Key Points

  • State laws tend to address the contracts that qualify for bankruptcy protection, whereas the Federal Bankruptcy Code addresses the process.
  • Bankruptcy filings are subject to federal laws, which dictate whether individuals can qualify to file Chapter 7 or 13 bankruptcy.
  • States can opt-out of the federal bankruptcy exemptions, in some cases giving you the option of choosing either the state or federal protections.
What are the Differences Between State and Federal Bankruptcy and Which You Should Choose

The US Bankruptcy Code evolved over the last century, with the most recent amendment occurring in 1994. Federal bankruptcy laws create uniformity across state lines and establish a standard for all bankruptcies filed in the US.

State laws address the process used for creditor contracts, promissory notes, medical debts, and other contracts. States also establish a statute of limitations and other protections limiting the timeframe a creditor may bring legal action to resolve a delinquent debt. Each state also retains jurisdiction over credit issues that do not conflict with federal laws and areas not addressed by the federal statutes.

When the federal law addresses and creditor issue, the federal code supersedes the states.

What Are Bankruptcy Exemptions and Why Are They Important?

The Federal Bankruptcy Code strives to balance the creditor’s right to receive repayment of monies owed and protection for a debtor facing financial hardship. The bankruptcy code provides debtors a fresh start by discharging debts and allowing you to retain certain assets such as a home, vehicle, and common household goods.

Chapter 7, also called liquidation bankruptcy, requires you to sell non-exempt assets and distribute the proceeds to creditors before debts will be discharged. Chapter 13 requires you to make repayment on a portion of your debts, but lets you keep more possessions.

Exemptions are critical because it protects assets in the bankruptcy process.

Federal Chapter 7 Bankruptcy Exemptions

The Federal Bankruptcy Code protects the following property from creditors:

  • Homestead exemption allows you to keep up to $25,150 of equity in your home.
  • A car valued up to $4,000.
  • $1,700 worth of Jewelry.
  • $13,400 in household goods such as furniture, appliances, and clothing.
  • $2,525 in tools of the trade, which could include books, tools, or equipment needed for employment.
  • Health aids such as glasses, hearing aids, or wheelchairs.
  • $13,400 of the value of a life insurance contract, or accrued interest or dividends.
  • Most retirement accounts with preferred tax treatment, including up to $1,362,800 in IRA balances.
  • The wildcard exemption allows you to keep another $1,325 and $12,575 of an unused portion of the homestead exemption.

The bankruptcy law also protects income from alimony, life insurance contracts, social security, unemployment, veterans’ benefits, disability payments, and public assistance.

Congress adjusts the exemption amounts for inflation every three years.

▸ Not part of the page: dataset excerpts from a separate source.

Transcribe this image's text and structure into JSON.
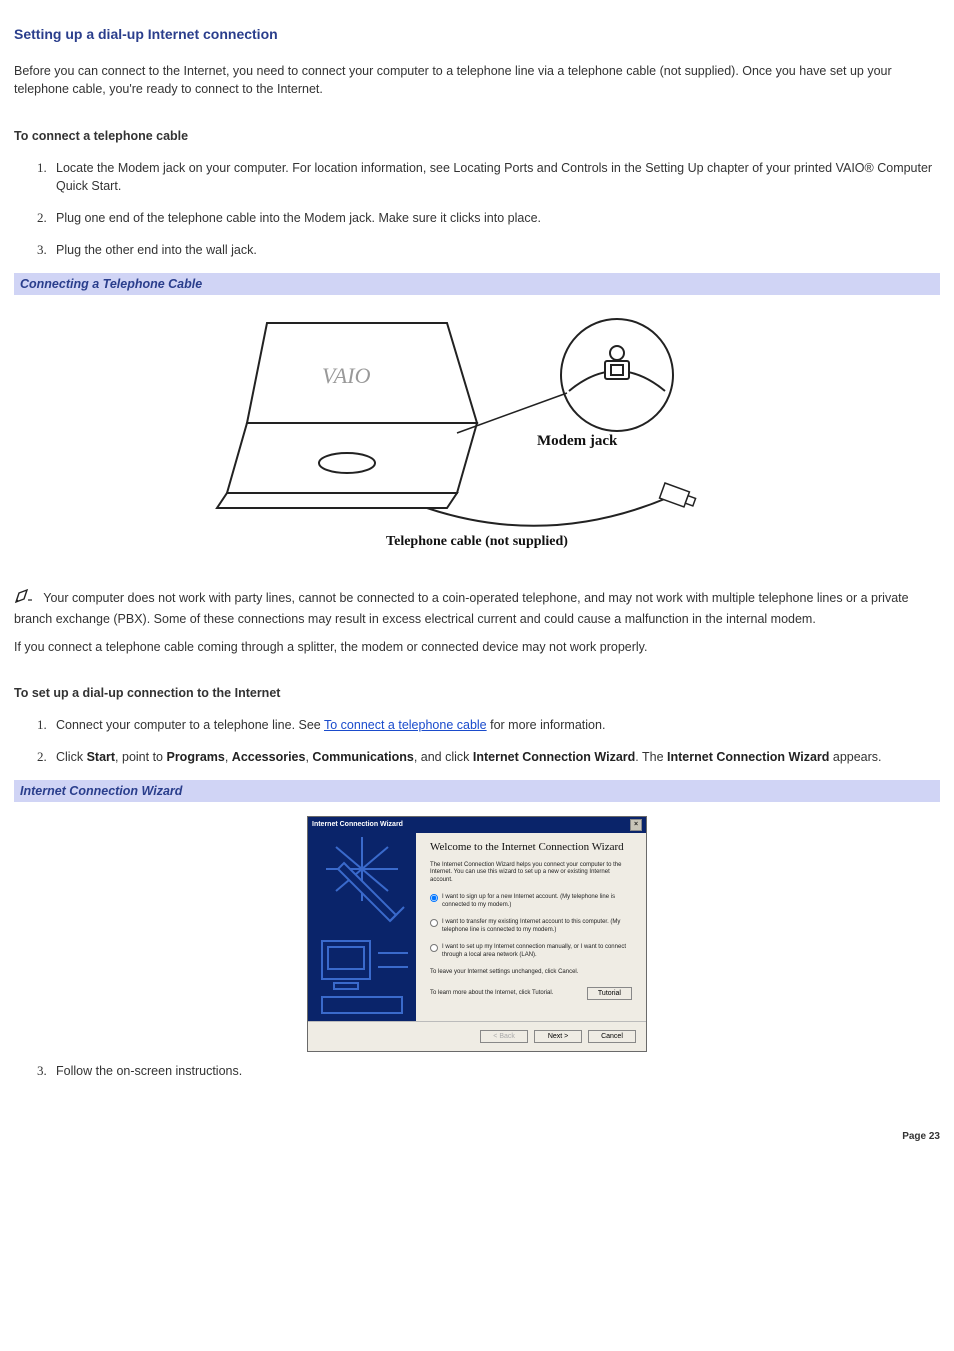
{
  "title": "Setting up a dial-up Internet connection",
  "intro": "Before you can connect to the Internet, you need to connect your computer to a telephone line via a telephone cable (not supplied). Once you have set up your telephone cable, you're ready to connect to the Internet.",
  "section1": {
    "heading": "To connect a telephone cable",
    "steps": [
      "Locate the Modem jack on your computer. For location information, see Locating Ports and Controls in the Setting Up chapter of your printed VAIO® Computer Quick Start.",
      "Plug one end of the telephone cable into the Modem jack. Make sure it clicks into place.",
      "Plug the other end into the wall jack."
    ]
  },
  "caption1": "Connecting a Telephone Cable",
  "figure1": {
    "label_modem": "Modem jack",
    "label_cable": "Telephone cable (not supplied)"
  },
  "note1": "Your computer does not work with party lines, cannot be connected to a coin-operated telephone, and may not work with multiple telephone lines or a private branch exchange (PBX). Some of these connections may result in excess electrical current and could cause a malfunction in the internal modem.",
  "note2": "If you connect a telephone cable coming through a splitter, the modem or connected device may not work properly.",
  "section2": {
    "heading": "To set up a dial-up connection to the Internet",
    "step1_a": "Connect your computer to a telephone line. See ",
    "step1_link": "To connect a telephone cable",
    "step1_b": " for more information.",
    "step2_a": "Click ",
    "step2_start": "Start",
    "step2_b": ", point to ",
    "step2_programs": "Programs",
    "step2_c": ", ",
    "step2_accessories": "Accessories",
    "step2_d": ", ",
    "step2_comm": "Communications",
    "step2_e": ", and click ",
    "step2_icw": "Internet Connection Wizard",
    "step2_f": ". The ",
    "step2_icw2": "Internet Connection Wizard",
    "step2_g": " appears.",
    "step3": "Follow the on-screen instructions."
  },
  "caption2": "Internet Connection Wizard",
  "wizard": {
    "titlebar": "Internet Connection Wizard",
    "heading": "Welcome to the Internet Connection Wizard",
    "desc": "The Internet Connection Wizard helps you connect your computer to the Internet. You can use this wizard to set up a new or existing Internet account.",
    "opt1": "I want to sign up for a new Internet account. (My telephone line is connected to my modem.)",
    "opt2": "I want to transfer my existing Internet account to this computer. (My telephone line is connected to my modem.)",
    "opt3": "I want to set up my Internet connection manually, or I want to connect through a local area network (LAN).",
    "leave": "To leave your Internet settings unchanged, click Cancel.",
    "tutorial": "To learn more about the Internet, click Tutorial.",
    "btn_tutorial": "Tutorial",
    "btn_back": "< Back",
    "btn_next": "Next >",
    "btn_cancel": "Cancel"
  },
  "page": "Page 23"
}
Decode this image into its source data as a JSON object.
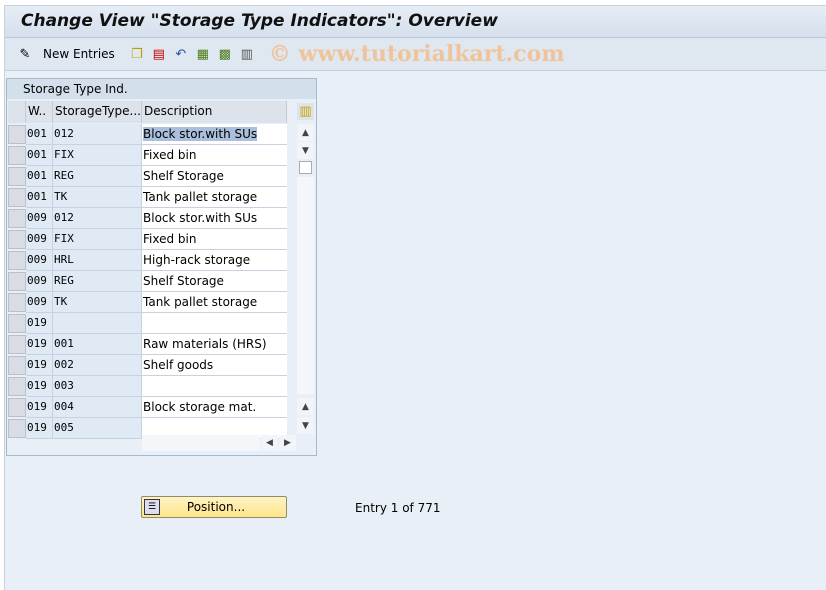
{
  "title": "Change View \"Storage Type Indicators\": Overview",
  "toolbar": {
    "new_entries": "New Entries",
    "watermark": "© www.tutorialkart.com"
  },
  "table": {
    "title": "Storage Type Ind.",
    "columns": [
      "W..",
      "StorageType...",
      "Description"
    ],
    "rows": [
      [
        "001",
        "012",
        "Block stor.with SUs"
      ],
      [
        "001",
        "FIX",
        "Fixed bin"
      ],
      [
        "001",
        "REG",
        "Shelf Storage"
      ],
      [
        "001",
        "TK",
        "Tank pallet storage"
      ],
      [
        "009",
        "012",
        "Block stor.with SUs"
      ],
      [
        "009",
        "FIX",
        "Fixed bin"
      ],
      [
        "009",
        "HRL",
        "High-rack storage"
      ],
      [
        "009",
        "REG",
        "Shelf Storage"
      ],
      [
        "009",
        "TK",
        "Tank pallet storage"
      ],
      [
        "019",
        "",
        ""
      ],
      [
        "019",
        "001",
        "Raw materials (HRS)"
      ],
      [
        "019",
        "002",
        "Shelf goods"
      ],
      [
        "019",
        "003",
        ""
      ],
      [
        "019",
        "004",
        "Block storage mat."
      ],
      [
        "019",
        "005",
        ""
      ]
    ]
  },
  "position_button": "Position...",
  "entry_info": "Entry 1 of 771"
}
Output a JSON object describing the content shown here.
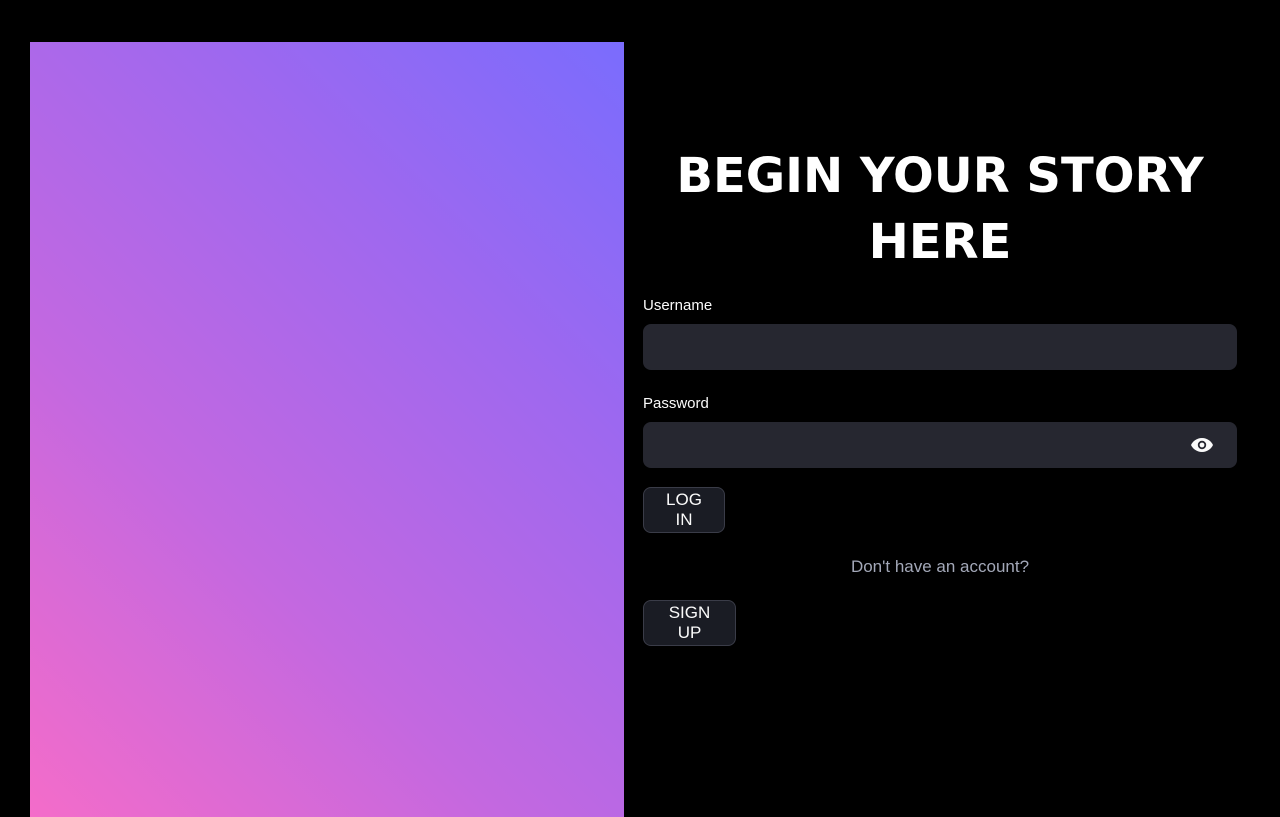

The last adjustment occurred on April 1, 2019. The dollar amounts listed apply to single filers. A couple who files for bankruptcy jointly will receive double the listed exemption amounts. Exemptions without a dollar value will exempt the full value of the asset.

Federal Nonbankruptcy Exemptions

Nonbankruptcy exemptions are additional property or income you can retain for those who qualify. A few examples include:

  • Retirement benefits for qualified service (mostly federal employees) and Social Security recipients.
  • Death and disability benefits
  • Survivors’ benefits for qualified service
  • Military group life insurance payouts
  • 75% of wages earned but not yet paid

State Chapter 7 Bankruptcy Exemptions

The Federal Bankruptcy Code allows states to override federal exemptions. If your state did not opt out of federal bankruptcy exemptions, you must follow the federal guidelines.

Some states require the use of state exemptions, and others let you choose the exemptions that are most beneficial to you. State exemptions are often more generous than the federal.

When using state exemptions, you might also qualify to use the federal nonbankruptcy exemptions to protect more assets. In the states that allow the use of federal bankruptcy exemptions, you do not qualify for federal nonbankruptcy exemptions.